Toelichting bij artikel 5

Lid 1

De gemeente heeft niet als doel te verdienen op de uitgezette leningen. De hoogte van de rente op een lening heeft direct financiële consequenties voor zowel de gemeente als de ontvangende partij. Dit vraagt om een zorgvuldige, passende en consequente rentebepaling. Bijgaande richtlijn is opgesteld op basis van de volgende overwegingen:

  • Wanneer sprake is van staatssteun moet een marktconforme rente worden gevraagd.

Welk tarief marktconform is, wordt berekend door het gemiddelde te nemen van de rentes die banken en kredietverstrekkers voor een soortgelijke lening vragen.

Daarbij is gekozen voor het rentepercentage voor een hypothecaire lening met dezelfde looptijd en aflossingsvorm (met meer dan 80% marktwaarde van het onderpand) van drie banken.
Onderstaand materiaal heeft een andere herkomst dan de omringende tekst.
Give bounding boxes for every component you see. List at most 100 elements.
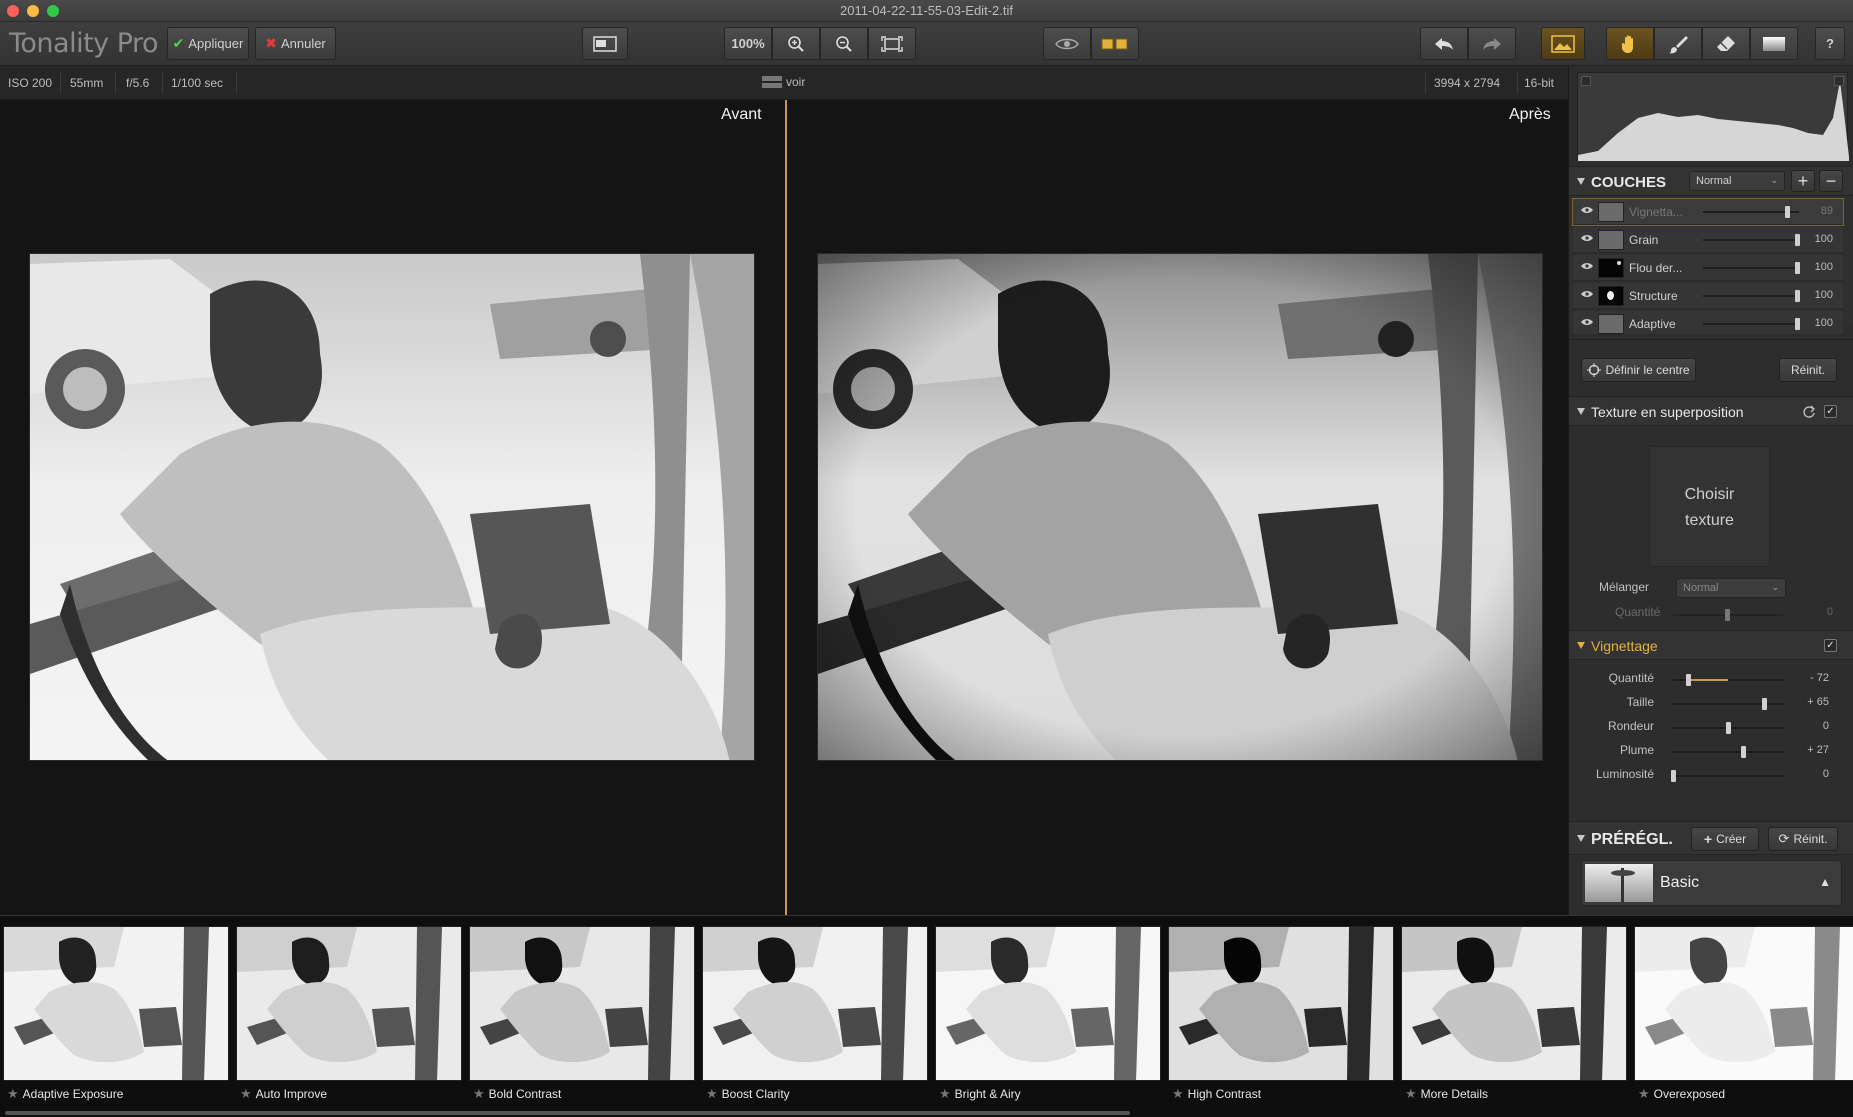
preset-thumbnail[interactable]: ★ Bold Contrast [469,926,695,1112]
slider-knob[interactable] [1795,290,1800,302]
vignette-slider-row[interactable]: Rondeur 0 [1569,715,1853,737]
split-divider-handle[interactable] [785,100,787,915]
define-center-button[interactable]: Définir le centre [1581,358,1696,382]
layer-row[interactable]: Structure 100 [1573,283,1843,309]
zoom-out-button[interactable] [820,27,868,60]
star-icon[interactable]: ★ [1638,1086,1650,1101]
reset-presets-button[interactable]: ⟳ Réinit. [1768,827,1838,851]
star-icon[interactable]: ★ [7,1086,19,1101]
collapse-triangle-icon[interactable] [1577,642,1585,649]
redo-button[interactable] [1468,27,1516,60]
highlight-clipping-toggle[interactable] [1834,76,1844,86]
preset-thumbnail[interactable]: ★ More Details [1401,926,1627,1112]
slider-knob[interactable] [1671,770,1676,782]
image-viewer[interactable]: Avant Après [0,100,1568,915]
layer-opacity-slider[interactable] [1703,262,1800,274]
slider-knob[interactable] [1795,318,1800,330]
texture-blend-select[interactable]: Normal ⌄ [1676,578,1786,598]
presets-header[interactable]: PRÉRÉGL. + Créer ⟳ Réinit. [1569,821,1853,855]
apply-button[interactable]: ✔ Appliquer [167,27,249,60]
vignette-slider-row[interactable]: Quantité - 72 [1569,667,1853,689]
layer-blend-select[interactable]: Normal ⌄ [1689,171,1785,191]
layers-header[interactable]: COUCHES Normal ⌄ + − [1569,166,1853,196]
collapse-triangle-icon[interactable] [1577,178,1585,185]
vignette-slider-row[interactable]: Plume + 27 [1569,739,1853,761]
filmstrip-scrollbar[interactable] [5,1111,1130,1115]
image-tool-button[interactable] [1541,27,1585,60]
add-layer-button[interactable]: + [1791,170,1815,192]
star-icon[interactable]: ★ [1172,1086,1184,1101]
fit-to-screen-button[interactable] [868,27,916,60]
zoom-in-button[interactable] [772,27,820,60]
texture-amount-slider[interactable] [1673,609,1783,621]
layer-opacity-slider[interactable] [1703,290,1800,302]
collapse-triangle-icon[interactable] [1577,408,1585,415]
eye-icon[interactable] [1581,206,1593,214]
eye-icon[interactable] [1581,318,1593,326]
zoom-level-button[interactable]: 100% [724,27,772,60]
divider [60,72,61,94]
reset-center-button[interactable]: Réinit. [1779,358,1837,382]
cancel-button[interactable]: ✖ Annuler [255,27,336,60]
slider-knob[interactable] [1686,674,1692,686]
slider-knob[interactable] [1795,262,1800,274]
preset-thumbnail[interactable]: ★ Overexposed [1634,926,1853,1112]
undo-button[interactable] [1420,27,1468,60]
hand-tool-button[interactable] [1606,27,1654,60]
gradient-tool-button[interactable] [1750,27,1798,60]
eye-icon[interactable] [1581,234,1593,242]
star-icon[interactable]: ★ [939,1086,951,1101]
layer-row[interactable]: Flou der... 100 [1573,255,1843,281]
layer-name: Grain [1629,233,1659,247]
brush-tool-button[interactable] [1654,27,1702,60]
slider-knob[interactable] [1784,206,1790,218]
toggle-panel-button[interactable] [582,27,628,60]
vignette-enable-checkbox[interactable]: ✓ [1824,639,1837,652]
remove-layer-button[interactable]: − [1819,170,1843,192]
vignette-header[interactable]: Vignettage ✓ [1569,630,1853,660]
preset-thumbnail[interactable]: ★ Bright & Airy [935,926,1161,1112]
slider-knob[interactable] [1726,722,1731,734]
layer-row[interactable]: Vignetta... 89 [1572,198,1844,226]
star-icon[interactable]: ★ [473,1086,485,1101]
refresh-icon[interactable] [1802,405,1816,419]
eraser-tool-button[interactable] [1702,27,1750,60]
choose-texture-button[interactable]: Choisir texture [1649,446,1770,567]
preview-toggle-button[interactable] [1043,27,1091,60]
vignette-slider-row[interactable]: Taille + 65 [1569,691,1853,713]
slider-knob[interactable] [1725,609,1730,621]
star-icon[interactable]: ★ [1405,1086,1417,1101]
preset-thumbnail[interactable]: ★ Auto Improve [236,926,462,1112]
preset-category-selector[interactable]: Basic ▲ [1581,860,1842,906]
layer-opacity-slider[interactable] [1703,234,1800,246]
vignette-slider-track[interactable] [1673,698,1783,710]
layer-opacity-slider[interactable] [1703,318,1800,330]
slider-knob[interactable] [1740,746,1746,758]
preset-thumbnail[interactable]: ★ High Contrast [1168,926,1394,1112]
collapse-triangle-icon[interactable] [1577,835,1585,842]
create-preset-button[interactable]: + Créer [1691,827,1759,851]
preset-thumbnail[interactable]: ★ Boost Clarity [702,926,928,1112]
shadow-clipping-toggle[interactable] [1581,76,1591,86]
preset-thumbnail[interactable]: ★ Adaptive Exposure [3,926,229,1112]
slider-knob[interactable] [1795,234,1800,246]
star-icon[interactable]: ★ [240,1086,252,1101]
eye-icon[interactable] [1581,262,1593,270]
vignette-slider-track[interactable] [1673,746,1783,758]
slider-knob[interactable] [1761,698,1767,710]
texture-blend-label: Mélanger [1599,580,1650,594]
view-toggle[interactable]: voir [762,75,805,89]
layer-opacity-slider[interactable] [1703,206,1799,218]
layer-row[interactable]: Grain 100 [1573,227,1843,253]
texture-header[interactable]: Texture en superposition ✓ [1569,396,1853,426]
vignette-slider-track[interactable] [1673,674,1783,686]
star-icon[interactable]: ★ [706,1086,718,1101]
vignette-slider-track[interactable] [1673,722,1783,734]
eye-icon[interactable] [1581,290,1593,298]
vignette-slider-track[interactable] [1671,770,1783,782]
help-button[interactable]: ? [1815,27,1845,60]
texture-enable-checkbox[interactable]: ✓ [1824,405,1837,418]
vignette-slider-row[interactable]: Luminosité 0 [1569,763,1853,785]
layer-row[interactable]: Adaptive 100 [1573,311,1843,335]
split-view-button[interactable] [1091,27,1139,60]
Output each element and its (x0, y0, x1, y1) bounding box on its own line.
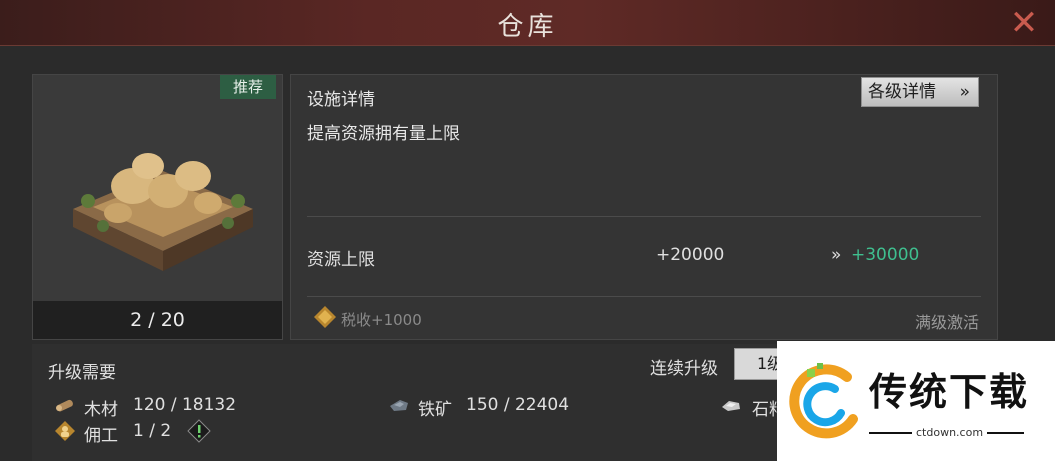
tax-rank-icon (314, 306, 336, 328)
watermark-brand: 传统下载 (869, 370, 1030, 414)
divider (307, 296, 981, 297)
watermark: 传统下载 ctdown.com (777, 341, 1055, 461)
worker-icon (55, 421, 75, 441)
facility-description: 提高资源拥有量上限 (307, 124, 460, 144)
watermark-url: ctdown.com (912, 426, 988, 439)
continuous-upgrade-label: 连续升级 (650, 359, 718, 379)
tax-bonus: 税收+1000 (341, 311, 422, 329)
brand-logo-icon (789, 363, 858, 439)
recommend-badge: 推荐 (220, 75, 276, 99)
building-card: 推荐 2 / 20 (32, 74, 283, 340)
iron-ore-icon (390, 400, 408, 411)
wood-label: 木材 (84, 400, 118, 420)
iron-ore-amount: 150 / 22404 (466, 395, 570, 415)
section-title: 设施详情 (307, 90, 375, 110)
stat-current-value: +20000 (656, 245, 725, 265)
stat-label: 资源上限 (307, 250, 375, 270)
stat-next-value: +30000 (851, 245, 920, 265)
facility-details-panel: 设施详情 各级详情 » 提高资源拥有量上限 资源上限 +20000 » +300… (290, 74, 998, 340)
double-chevron-right-icon: » (959, 82, 970, 102)
worker-amount: 1 / 2 (133, 421, 172, 441)
iron-ore-label: 铁矿 (418, 400, 452, 420)
level-details-button[interactable]: 各级详情 » (861, 77, 979, 107)
divider (307, 216, 981, 217)
max-level-activation: 满级激活 (914, 313, 979, 332)
wood-amount: 120 / 18132 (133, 395, 237, 415)
stone-icon (722, 401, 740, 411)
worker-label: 佣工 (84, 426, 118, 446)
wood-icon (56, 399, 73, 412)
close-icon[interactable]: ✕ (1007, 6, 1041, 40)
warehouse-building-illustration (73, 153, 253, 271)
double-chevron-right-icon: » (831, 245, 842, 265)
level-details-label: 各级详情 (868, 82, 936, 102)
building-level: 2 / 20 (33, 301, 282, 339)
page-title: 仓库 (497, 12, 558, 42)
upgrade-requirements-title: 升级需要 (48, 363, 116, 383)
warning-icon[interactable] (187, 419, 211, 443)
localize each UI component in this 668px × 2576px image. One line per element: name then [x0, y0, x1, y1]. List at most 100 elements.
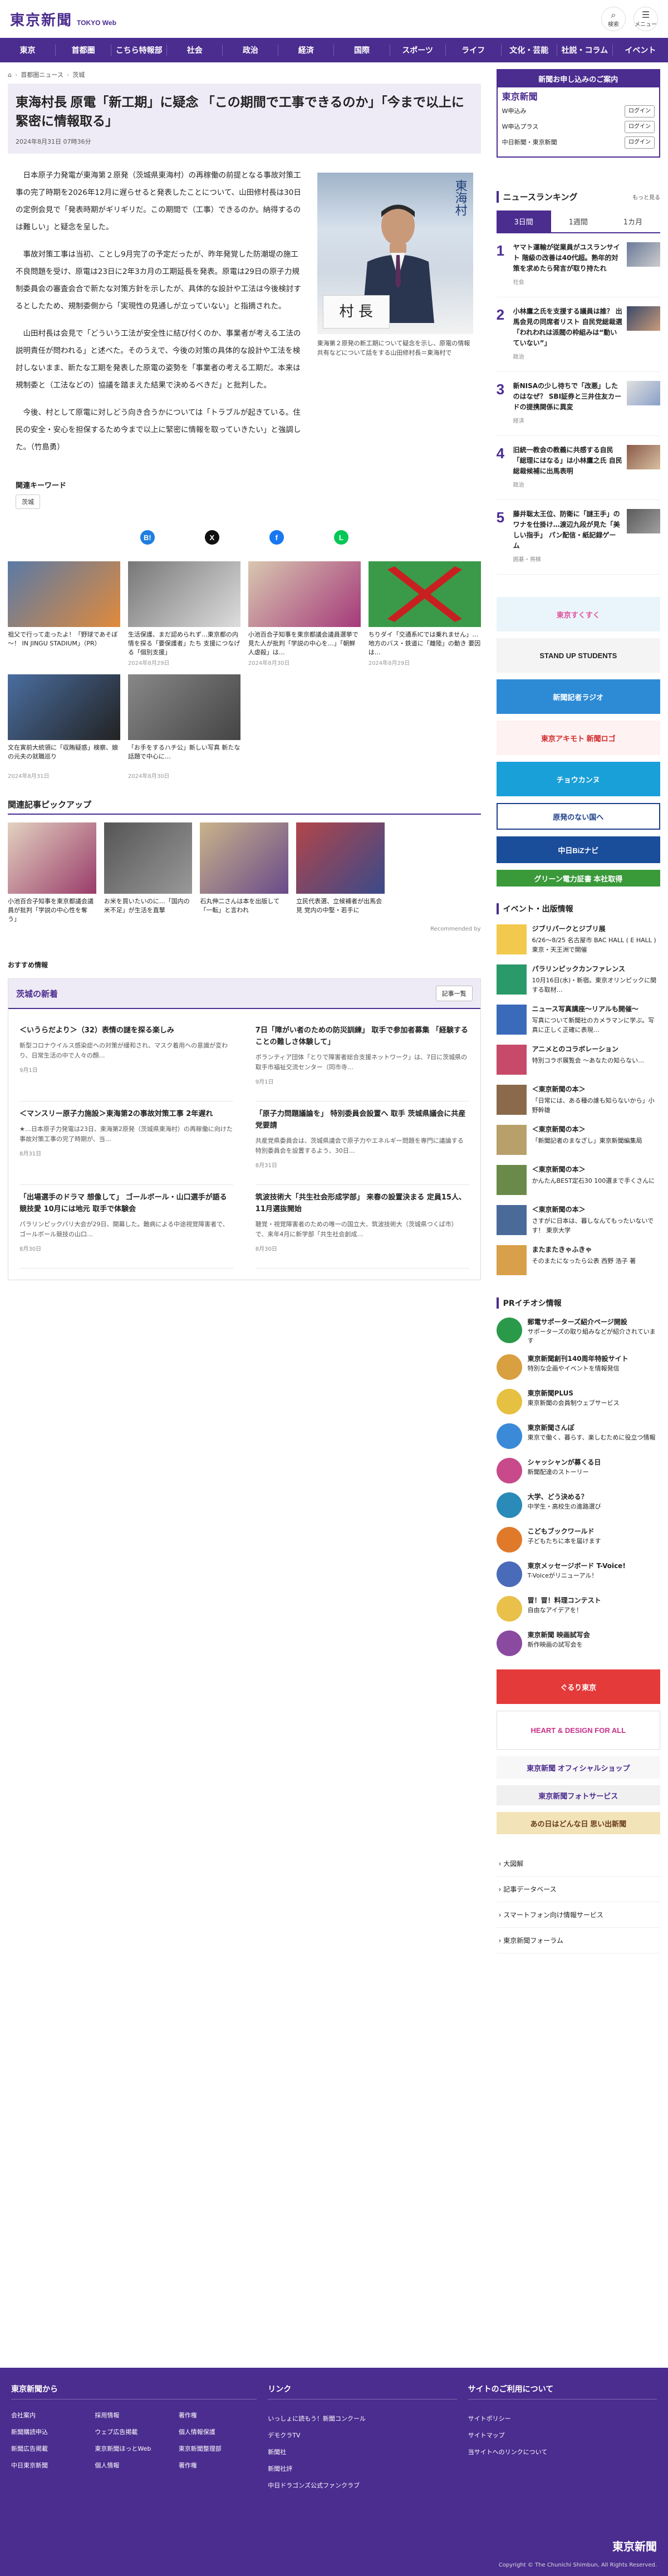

Hiervoor is gekozen omdat deze percentages in redelijke afspiegeling is van de marktconforme rente.

  • Als de gemeente eerst zelf moet lenen, zoals bij omvangrijke leningen aan verbonden partijen, moet de derde partij minimaal de rente vergoeden die wij zelf ook betalen. Deze rente wordt in beginsel verhoogd met een vaste opslag. Dit ter dekking van de provisiekosten en het risico dat de tegenpartij niet betaalt. Ook mag de gemeente niet goedkoper zijn dan een andere deelnemer die ook kan financieren.

De formule voor de berekening van het rentepercentage voor de te verstrekken lening is als volgt:

Rente % = (% gemeente (BNG) + opslag 0,5%) + % om rente marktconform te maken.

Stel:

De marktconforme rente is 4 % en het rentetarief van de BNG Bank is 2% dat maakt de som als volgt:

4% = (2% + 0,5%) + 1,5%

Wanneer de gemeente uit eigen middelen kan verstrekken, zoals bij kleinere leningen aan stichtingen en verenigingen, wordt voorgesteld de rente te baseren op de rentetarieven van de BNG Bank (uitgaande van dezelfde looptijd en aflossingsvorm) met een opslag van 0,5% voor risico en administratieve kosten. Dit rentetarief vormt het kostenbeeld voor de gemeente, alle rente die toegevoegd moet worden om de rente marktconform te maken komt hier bovenop. Hierbij wordt uitgegaan van een vast percentage voor de gehele looptijd.

Lid 2

Gemeentegaranties moeten voldoen aan de Europese regelgeving. Voorkomen moet worden dat sprake is van staatssteun als bedoeld in artikel 87 , eerste lid, van het EG-verdrag. Hiervan is sprake als er overheidssteun wordt verleend die ten goede komt aan bepaalde ondernemingen of producties waarbij een niet marktconform voordeel wordt verschaft aan die ondernemingen en waarbij sprake is van (dreigende) vervalsing van mededinging op de gemeenschappelijke markt en ongunstige beïnvloeding van de tussenstaatse handel. Bij garantieverlening ten behoeve van amateurinstellingen en garantieverlening ten behoeve van instanties zonder winstoogmerk die wettelijke overheidstaken vervullen, zal dit niet aan de orde zijn. Dit kan echter wel aan de orde zijn bij garantieverlening ten behoeve van bepaalde ondernemingen.

Gelet op de (complexe) definitie van staatssteun, de zgn. “de-minimis”-vrijstelling en verschillende andere vrijstellingsverordeningen, de jurisprudentie en mededelingen van de Commissie zal van geval tot geval moeten worden beoordeeld of sprake is of zou kunnen zijn van staatssteun, en zo ja, of de garantieverlening moet worden gemeld bij de Europese Commissie. In het bijzonder is daarbij de Mededeling van de Europese Commissie betreffende de toepassing van de artikelen 87 en 88 van het EG-verdrag op staatssteun in de vorm van garanties van belang. Indien aan de daarin genoemde voorwaarden is voldaan, geldt een generieke vrijstelling en behoeft de garantieverlening niet te worden gemeld bij de Europese Commissie. Voor zover de garantieverlening moet worden gemeld bij de Europese Commissie, geldt een standstill-bepaling: de garantie kan niet worden verleend zolang de Europese Commissie niet akkoord is (onder voorwaarden).